Subway workers launch 3-day strike over violence, crime at Westchester sandwich shop – Daily News

Workers at a Subway in Westchester launched a three-day strike Friday, March 1, claiming they’ve endured a wave of violence, including a machete-wielding man who entered the sandwich shop and screamed at employees.

Armed with signs reading, “Fast food workers on strike” and “Know your rights,” employees at the 8406 Lincoln Blvd. business say it has become a target for car thieves, drug addicts and violent criminals.

The workers, represented by the California Fast Food Workers Union, were supported Friday by other union members who marched in solidarity.

Related: $20 minimum wage coming to California fast food workers

Subway employee Sabina Gutierrez came face-to-face with the machete-toting customer.

“The guy came in and asked for five free sandwiches for himself and his children,” the 59-year-old Los Angeles resident said. “When I told him I wasn’t allowed to give out free food, he started screaming a bunch of bad words. And when he left, I could see he had a machete tucked into his waistband.”

The encounter left her frazzled, and the situation worsened when management allegedly failed to do anything about it.

Also see: Pizza Hut franchises in California laying off 2,000 drivers in 2024

“The feeling that we were alone and that our management would not help us was disheartening,” Gutierrez said.

Representatives with Subway could not be reached for comment.

Workers are calling on Subway to improve safety procedures. They’re also demanding that Los Angeles lawmakers pass a citywide Fast Food Fair Work ordinance with training to help them understand when and how to speak up to protect themselves. (Photo courtesy of the California Fast Food Workers Union)

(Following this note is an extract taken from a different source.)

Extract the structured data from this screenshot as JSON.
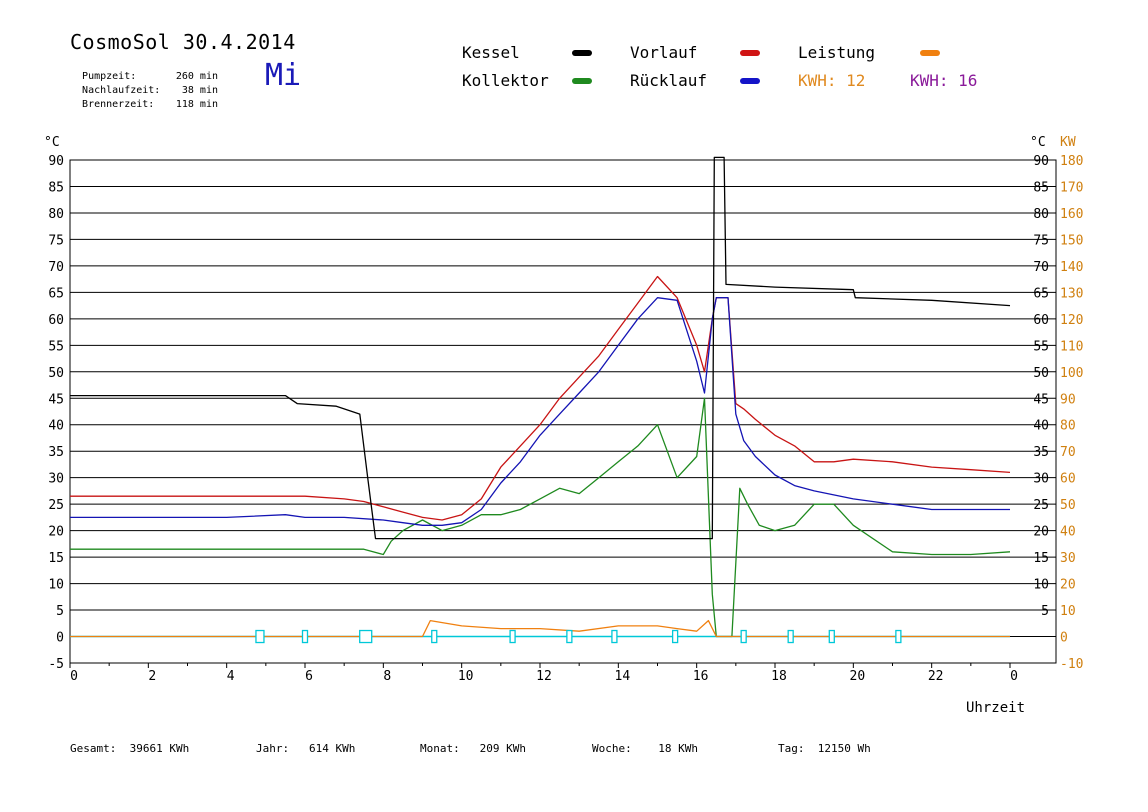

Workers are calling on Subway to improve it safety procedures. They want security officers, training on de-escalation, alerts and evacuation plans, and medical and mental health care for employees exposed to workplace violence.

They’re also demanding that Los Angeles lawmakers pass a citywide Fast Food Fair Work ordinance with mandatory “know your rights” training to help them understand when and how to speak up to protect themselves.

Also see: California workers will get five sick days instead of three under law signed by Gov. Newsom

Liliana Garcia, another employee at the Westchester restaurant, said her car was stolen in November from the restaurant’s front parking lot.

“I was taking out the trash and saw that my car wasn’t there,” she said. “I found it a month ago when I got a ticket for parking in a street-sweeping location. It was about 8 miles away from where I work. There was a bunch of trash in the car and one of the tires was ripped.”

Garcia managed to get her car back in shape, but there is no record of who stole it because the Subway store has no security cameras outside.

“I felt like it was the final blow,” she said. “A lot of things have happened here.”

More union news: UCLA, UC Riverside students petition to remove Starbucks from campuses

In a Feb. 29 complaint filed with Cal/OSHA, Gutierrez lamented the lack of workplace training that could help employees in times of danger.

“I have never received any training on how to de-escalate conflict or how to deal with violent situations,” she said. “I also didn’t know until I learned from a staff person at the California Fast Food Workers Union that employees have the right to complain to CalOSHA about unsafe conditions.”

Earlier this month, hundreds of cooks and cashiers joined together in Los Angeles to launch the California Fast Food Workers Union. The statewide union — the first of its kind in the nation — is committed to advancing racial and economic justice in the Golden State by fighting for fair pay, safe and healthy workplaces and a voice for all workers in the fast-food industry.